Number of components required to explain 0.95% of the variance = 15


## Feature selection: RFE (with simple Logistic Regression)

In [7]:
# logisticRegr = LogisticRegression(class_weight='balanced')

# rfe = RFE(estimator=logisticRegr, step=1, verbose=0, n_features_to_select=15)
# rfe = rfe.fit(X_train, y_train.values.ravel())

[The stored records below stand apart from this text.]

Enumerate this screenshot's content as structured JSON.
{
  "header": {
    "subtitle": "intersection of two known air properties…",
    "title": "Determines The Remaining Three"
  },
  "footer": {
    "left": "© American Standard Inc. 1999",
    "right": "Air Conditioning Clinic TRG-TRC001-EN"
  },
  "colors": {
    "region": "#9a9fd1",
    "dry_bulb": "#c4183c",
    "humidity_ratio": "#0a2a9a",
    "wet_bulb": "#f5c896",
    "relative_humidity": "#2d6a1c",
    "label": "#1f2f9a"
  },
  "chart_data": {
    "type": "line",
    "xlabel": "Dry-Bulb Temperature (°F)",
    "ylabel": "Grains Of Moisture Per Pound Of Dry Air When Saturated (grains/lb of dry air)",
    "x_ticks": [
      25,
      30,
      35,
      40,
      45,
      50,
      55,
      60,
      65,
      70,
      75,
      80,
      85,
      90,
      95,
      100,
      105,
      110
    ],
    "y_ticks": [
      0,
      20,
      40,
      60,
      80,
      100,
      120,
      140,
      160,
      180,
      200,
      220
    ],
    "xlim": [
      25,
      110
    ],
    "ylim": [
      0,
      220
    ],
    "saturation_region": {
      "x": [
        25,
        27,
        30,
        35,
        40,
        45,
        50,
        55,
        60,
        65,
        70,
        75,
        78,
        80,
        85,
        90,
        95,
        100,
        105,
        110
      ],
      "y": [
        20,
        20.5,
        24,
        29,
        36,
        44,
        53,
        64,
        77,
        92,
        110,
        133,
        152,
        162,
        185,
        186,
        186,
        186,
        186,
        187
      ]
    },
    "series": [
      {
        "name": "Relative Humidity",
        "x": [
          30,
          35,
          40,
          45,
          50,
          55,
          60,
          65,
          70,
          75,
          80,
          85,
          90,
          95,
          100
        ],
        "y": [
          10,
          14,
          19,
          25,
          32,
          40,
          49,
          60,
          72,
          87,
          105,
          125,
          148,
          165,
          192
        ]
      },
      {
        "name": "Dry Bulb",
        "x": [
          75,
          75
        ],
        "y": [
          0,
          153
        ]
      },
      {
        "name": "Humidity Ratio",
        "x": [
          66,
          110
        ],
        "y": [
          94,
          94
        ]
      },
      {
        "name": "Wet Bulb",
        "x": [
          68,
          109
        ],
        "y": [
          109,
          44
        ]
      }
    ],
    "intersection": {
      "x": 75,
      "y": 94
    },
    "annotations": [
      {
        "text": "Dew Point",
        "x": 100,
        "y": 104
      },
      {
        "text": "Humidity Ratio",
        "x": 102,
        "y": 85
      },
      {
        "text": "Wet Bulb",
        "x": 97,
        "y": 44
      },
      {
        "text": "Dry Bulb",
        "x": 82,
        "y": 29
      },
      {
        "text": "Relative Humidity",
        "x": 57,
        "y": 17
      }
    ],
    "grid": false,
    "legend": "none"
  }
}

# total_cols = np.array(X_train.columns.values.tolist())
# selected_cols = total_cols[rfe.support_].tolist()
# X_train_rfe = X_train[selected_cols]
# X_cv_rfe =  X_cv[selected_cols]
# print("Columns selected: "+str(selected_cols))

In [8]:
X_train_ ,y_train_ ,X_cv_ ,y_cv_ = X_train_pca, y_train, X_cv_pca, y_cv

# DummyRegressor
reg = DummyRegressor(strategy="mean")
reg.fit(X_train_, y_train_)
y_pred = reg.predict(X_cv_)

print("R2 Score = "+"{:10.2f}".format(reg.score(X_cv_, y_cv_)))
print_results(y_pred,y_cv_)

# LinearRegression
reg = LinearRegression().fit(X_train_, y_train_)
y_pred = reg.predict(X_cv_)

print("R2 Score = "+"{:10.2f}".format(reg.score(X_cv_, y_cv_)))
print_results(y_pred,y_cv_)



R2 Score =      -0.00
MSE =       0.99
RMSE =       1.00
R2 Score =       0.20
MSE =       0.80
RMSE =       0.89


In [11]:
from sklearn.metrics import r2_score
# Fitting Polynomial Regression to the dataset
degrees=[2,3,4,5,6,7]
poly_models = []
for d in degrees:
    poly_reg = PolynomialFeatures(degree=d)
    X_poly = poly_reg.fit_transform(X_train_)
    pol_reg = LinearRegression()
    pol_reg.fit(X_poly, y_train_)
    
    poly_models.append(pol_reg)

    y_pred = pol_reg.predict(poly_reg.fit_transform(X_cv_))
    
    print("\n---------------------------------")
    print("d = "+str(d))
    print_results(y_pred,y_cv_)


---------------------------------
d = 2
MSE =       0.73
RMSE =       0.86

---------------------------------
d = 3
MSE =       0.71
RMSE =       0.84

---------------------------------
d = 4
MSE =       0.74
RMSE =       0.86